Great Cockup is a fell in the northern region of the English Lake District, one of the four Uldale Fells (the others being Longlands Fell, Great Sca Fell and Meal Fell).

== Description ==
Great Cockup reaches a height of 526 m and merits a chapter in Alfred Wainwright's Pictorial Guide to the Lakeland Fells. Wainwright describes the fell as functional rather than ornamental, writing:

"Viewed from a distance Great Cockup appears as a modest but extensive eminence with no obvious summit and nothing calling for closer inspection. First impressions are confirmed by a tour of exploration, the fell underfoot proving no more attractive than the fell at a distance."

== Etymology ==
The fell's name may mean "blind valley frequented by wild birds", from Old English cocc hop. If this is the case, it would originally have referred to a valley below before being transferred to the hill. The prefix "great" distinguishes the fell from its smaller neighbour Little Cockup, which lies on its north-western shoulder overlooking the hamlet of Orthwaite, with a height of 395 m.

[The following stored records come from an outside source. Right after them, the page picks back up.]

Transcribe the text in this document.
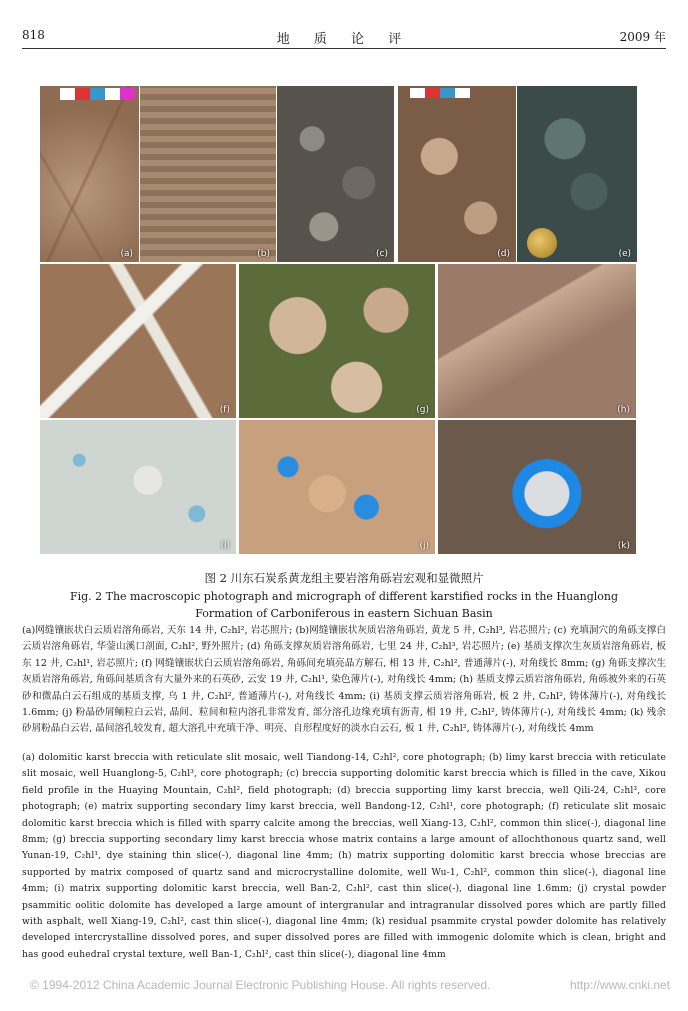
818	地 质 论 评	2009 年
(a)	(b)	(c)	(d)	(e)
(f)	(g)	(h)
(i)	(j)	(k)
图 2 川东石炭系黄龙组主要岩溶角砾岩宏观和显微照片
Fig. 2 The macroscopic photograph and micrograph of different karstified rocks in the Huanglong Formation of Carboniferous in eastern Sichuan Basin
(a)网缝镶嵌状白云质岩溶角砾岩, 天东 14 井, C₂hl², 岩芯照片; (b)网缝镶嵌状灰质岩溶角砾岩, 黄龙 5 井, C₂hl³, 岩芯照片; (c) 充填洞穴的角砾支撑白云质岩溶角砾岩, 华蓥山溪口剖面, C₂hl², 野外照片; (d) 角砾支撑灰质岩溶角砾岩, 七里 24 井, C₂hl³, 岩芯照片; (e) 基质支撑次生灰质岩溶角砾岩, 板东 12 井, C₂hl¹, 岩芯照片; (f) 网缝镶嵌状白云质岩溶角砾岩, 角砾间充填亮晶方解石, 相 13 井, C₂hl², 普通薄片(-), 对角线长 8mm; (g) 角砾支撑次生灰质岩溶角砾岩, 角砾间基质含有大量外来的石英砂, 云安 19 井, C₂hl¹, 染色薄片(-), 对角线长 4mm; (h) 基质支撑云质岩溶角砾岩, 角砾被外来的石英砂和微晶白云石组成的基质支撑, 乌 1 井, C₂hl², 普通薄片(-), 对角线长 4mm; (i) 基质支撑云质岩溶角砾岩, 板 2 井, C₂hl², 铸体薄片(-), 对角线长 1.6mm; (j) 粉晶砂屑鲕粒白云岩, 晶间、粒间和粒内溶孔非常发育, 部分溶孔边缘充填有沥青, 相 19 井, C₂hl², 铸体薄片(-), 对角线长 4mm; (k) 残余砂屑粉晶白云岩, 晶间溶孔较发育, 超大溶孔中充填干净、明亮、自形程度好的淡水白云石, 板 1 井, C₂hl², 铸体薄片(-), 对角线长 4mm
(a) dolomitic karst breccia with reticulate slit mosaic, well Tiandong-14, C₂hl², core photograph; (b) limy karst breccia with reticulate slit mosaic, well Huanglong-5, C₂hl³, core photograph; (c) breccia supporting dolomitic karst breccia which is filled in the cave, Xikou field profile in the Huaying Mountain, C₂hl², field photograph; (d) breccia supporting limy karst breccia, well Qili-24, C₂hl³, core photograph; (e) matrix supporting secondary limy karst breccia, well Bandong-12, C₂hl¹, core photograph; (f) reticulate slit mosaic dolomitic karst breccia which is filled with sparry calcite among the breccias, well Xiang-13, C₂hl², common thin slice(-), diagonal line 8mm; (g) breccia supporting secondary limy karst breccia whose matrix contains a large amount of allochthonous quartz sand, well Yunan-19, C₂hl¹, dye staining thin slice(-), diagonal line 4mm; (h) matrix supporting dolomitic karst breccia whose breccias are supported by matrix composed of quartz sand and microcrystalline dolomite, well Wu-1, C₂hl², common thin slice(-), diagonal line 4mm; (i) matrix supporting dolomitic karst breccia, well Ban-2, C₂hl², cast thin slice(-), diagonal line 1.6mm; (j) crystal powder psammitic oolitic dolomite has developed a large amount of intergranular and intragranular dissolved pores which are partly filled with asphalt, well Xiang-19, C₂hl², cast thin slice(-), diagonal line 4mm; (k) residual psammite crystal powder dolomite has relatively developed intercrystalline dissolved pores, and super dissolved pores are filled with immogenic dolomite which is clean, bright and has good euhedral crystal texture, well Ban-1, C₂hl², cast thin slice(-), diagonal line 4mm
© 1994-2012 China Academic Journal Electronic Publishing House. All rights reserved.	http://www.cnki.net
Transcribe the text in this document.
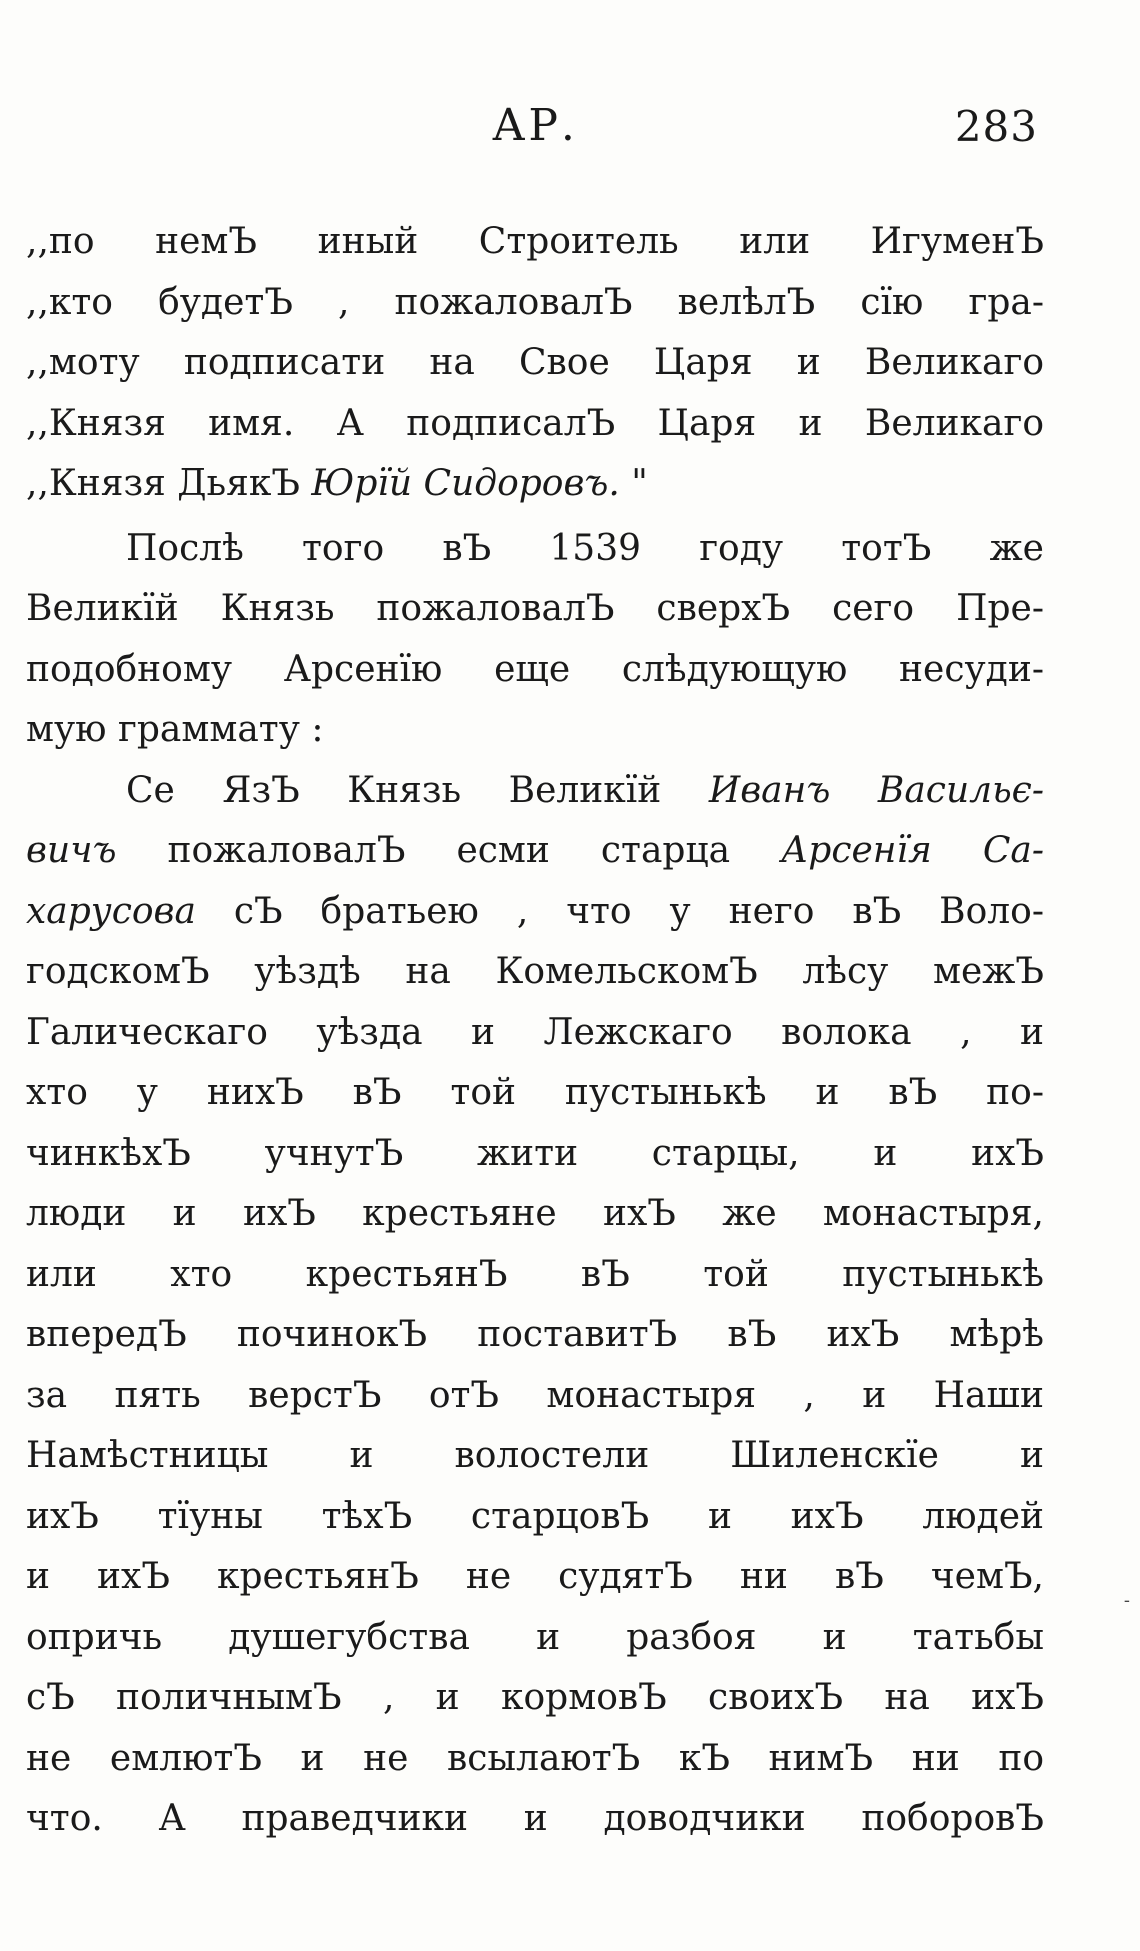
АР.	283
,,по немЪ иный Строитель или ИгуменЪ
,,кто будетЪ , пожаловалЪ велѣлЪ сїю гра-
,,моту подписати на Свое Царя и Великаго
,,Князя имя. А подписалЪ Царя и Великаго
,,Князя ДьякЪ Юрїй Сидоровъ. "
Послѣ того вЪ 1539 году тотЪ же
Великїй Князь пожаловалЪ сверхЪ сего Пре-
подобному Арсенїю еще слѣдующую несуди-
мую граммату :
Се ЯзЪ Князь Великїй Иванъ Васильє-
вичъ пожаловалЪ есми старца Арсенїя Са-
харусова сЪ братьею , что у него вЪ Воло-
годскомЪ уѣздѣ на КомельскомЪ лѣсу межЪ
Галическаго уѣзда и Лежскаго волока , и
хто у нихЪ вЪ той пустынькѣ и вЪ по-
чинкѣхЪ учнутЪ жити старцы, и ихЪ
люди и ихЪ крестьяне ихЪ же монастыря,
или хто крестьянЪ вЪ той пустынькѣ
впередЪ починокЪ поставитЪ вЪ ихЪ мѣрѣ
за пять верстЪ отЪ монастыря , и Наши
Намѣстницы и волостели Шиленскїе и
ихЪ тїуны тѣхЪ старцовЪ и ихЪ людей
и ихЪ крестьянЪ не судятЪ ни вЪ чемЪ,
опричь душегубства и разбоя и татьбы
сЪ поличнымЪ , и кормовЪ своихЪ на ихЪ
не емлютЪ и не всылаютЪ кЪ нимЪ ни по
что. А праведчики и доводчики поборовЪ
-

The word "cockup" denotes a blunder in colloquial English; this prompted Denis Norden to visit the fell in an edition of It'll be Alright on the Night, a programme featuring outtakes from film and television. The fell's name has also been adopted for a local beer brewed by the Hesket Newmarket Brewery, "Great Cockup Porter".

==Topography==
The fell has a series of stone-built grouse butts 500 m west of the summit, some of which have been dismantled leaving just the foundations in the ground; they can confuse walkers as to their original purpose. The lower southern slope of the fell has a large, isolated boulder which is marked on large-scale maps; this is thought to be an erratic left by a retreating glacier. The fell has also yielded some rare fossils with unusual forms of dendroid graptolites being found on the slopes.

==Ascent==
Great Cockup is almost always ascended from the hamlet of Orthwaite following the bridleway up Hause Gill for 2 km and then leaving it and ascending Great Cockup's steep southern slopes to the summit. A direct ascent over Little Cockup is possible but the bracken can be thick at certain times of the year. Great Cockup is separated from Meal Fell, 1.5 km to the east, by the pass of Trusmadoor.

==Summit==
The view from the summit is dominated by a good view of Skiddaw's northern slopes while there is an excellent open outlook towards the Scottish Borders.

== In popular culture ==
On 12 October 1996 Denis Norden presented the TV show It'll Be Alright on the Night in episode 15 Alright on the Night's Cockup Trip. This decision was made as the name of the hill references the theme and content of It'll Be Alright on the Night, which is mistakes made in TV shows.

On 21 December 2020, YouTuber Tom Scott posted a video where he hiked Great Cockup whilst he gave a monologue to camera, in homage to the aforementioned TV show's title sequence which took place on the hill.